The code is a little complex, sorry. Please focus on the parallel_p
function. Although sign
is a tuple, Python complains:
if sign in hashtable
and gives a TypeError
. Why is sign
a numpy.ndarray
rather than a tuple? I created it as a tuple.
p_dist = dict()
def parallel_prog(hashtable):
def wrapper(func):
if parallel_programming:
@wraps(func)
def parallel_p(*args, **kwargs):
sign = tuple(args)
print type(sign)
if sign in hashtable:
r = hashtable[sign] # hit.
return r
r = func(*args, **kwargs)
hashtable[tuple(sign)] = r # register for future hits.
return r
return parallel_p
else:
return func
return wrapper
@parallel_prog(p_dist)
def euclidean(a, b, signature=None):
val = np.sqrt(np.add.reduce((a - b)**2))
return val
class similartyTest(unittest.TestCase):
def setUp(self):
self.t = np.array([1,2,3,4])
self.t1 = np.array([0, 0, 0, 0])
self.t2 = np.array([4,3,2,1])
self.h1 = [1,0,0,1,1]
self.h2 = [1,1,1,1,1]
def test_euclidean(self):
self.failUnless(euclidean(self.t, self.t) == 0)

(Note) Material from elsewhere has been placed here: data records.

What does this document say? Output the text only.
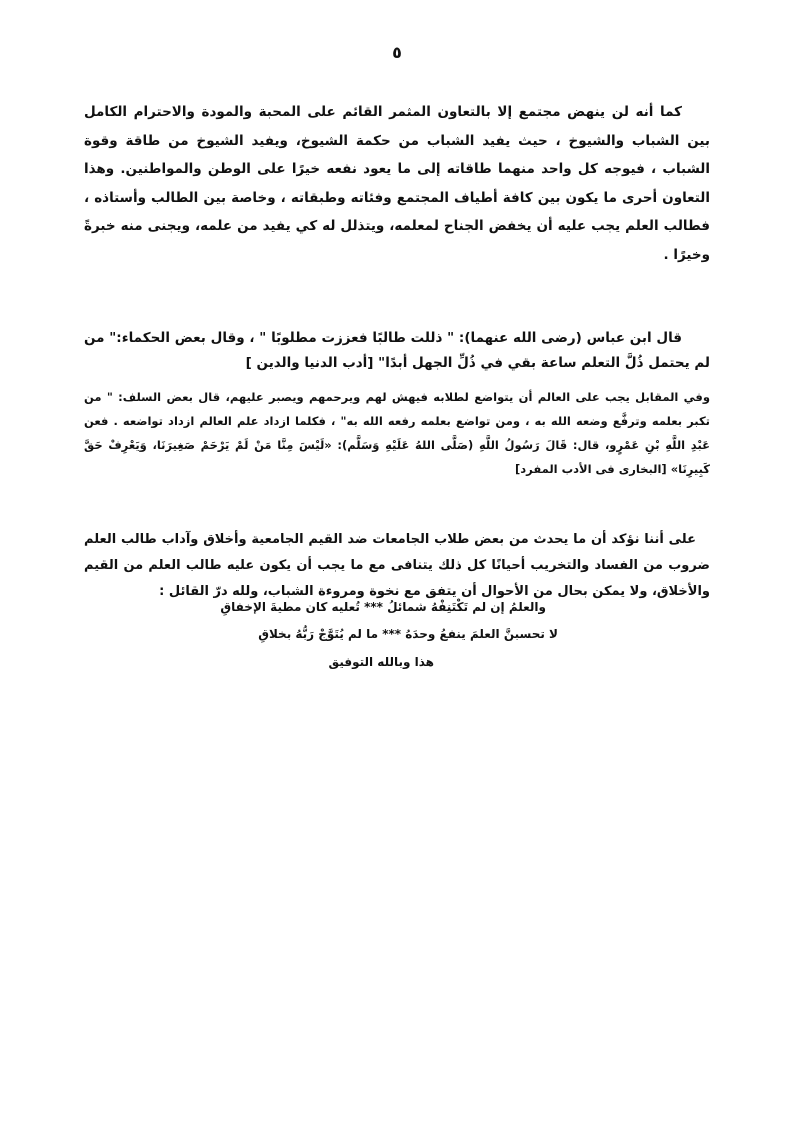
٥

كما أنه لن ينهض مجتمع إلا بالتعاون المثمر القائم على المحبة والمودة والاحترام الكامل بين الشباب والشيوخ ، حيث يفيد الشباب من حكمة الشيوخ، ويفيد الشيوخ من طاقة وقوة الشباب ، فيوجه كل واحد منهما طاقاته إلى ما يعود نفعه خيرًا على الوطن والمواطنين. وهذا التعاون أحرى ما يكون بين كافة أطياف المجتمع وفئاته وطبقاته ، وخاصة بين الطالب وأستاذه ، فطالب العلم يجب عليه أن يخفض الجناح لمعلمه، ويتذلل له كي يفيد من علمه، ويجنى منه خبرةً وخيرًا .

قال ابن عباس (رضى الله عنهما): " ذللت طالبًا فعززت مطلوبًا " ، وقال بعض الحكماء:" من لم يحتمل ذُلَّ التعلم ساعة بقي في ذُلِّ الجهل أبدًا" [أدب الدنيا والدين ]

وفي المقابل يجب على العالم أن يتواضع لطلابه فيهش لهم ويرحمهم ويصبر عليهم، قال بعض السلف: " من تكبر بعلمه وترفَّع وضعه الله به ، ومن تواضع بعلمه رفعه الله به" ، فكلما ازداد علم العالم ازداد تواضعه . فعن عَبْدِ اللَّهِ بْنِ عَمْرٍو، قال: قَالَ رَسُولُ اللَّهِ (صَلَّى اللهُ عَلَيْهِ وَسَلَّم): «لَيْسَ مِنَّا مَنْ لَمْ يَرْحَمْ صَغِيرَنَا، وَيَعْرِفْ حَقَّ كَبِيرِنَا» [البخارى فى الأدب المفرد]

على أننا نؤكد أن ما يحدث من بعض طلاب الجامعات ضد القيم الجامعية وأخلاق وآداب طالب العلم ضروب من الفساد والتخريب أحيانًا كل ذلك يتنافى مع ما يجب أن يكون عليه طالب العلم من القيم والأخلاق، ولا يمكن بحال من الأحوال أن يتفق مع نخوة ومروءة الشباب، ولله درّ القائل :

والعلمُ إن لم تَكْتَنِفْهُ شمائلُ *** تُعليه كان مطيةَ الإخفاقِ

لا تحسبنَّ العلمَ ينفعُ وحدَهُ *** ما لم يُتَوَّجْ رَبُّهُ بخلاقِ

هذا وبالله التوفيق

self.failUnless(euclidean(self.t, self.t1) == sqrt(30))
<type 'tuple'>`
TypeError: unhashable type: 'numpy.ndarray`
Not every tuple is hashable. A tuple containing non-hashable items is not hashable:
>>> x = ([], [])
>>> hash(x)
Traceback (most recent call last):
File "<stdin>", line 1, in <module>
TypeError: unhashable type: 'list'
Your tuple obviously contains a NumPy array, which is as far from being hashable as a type can be.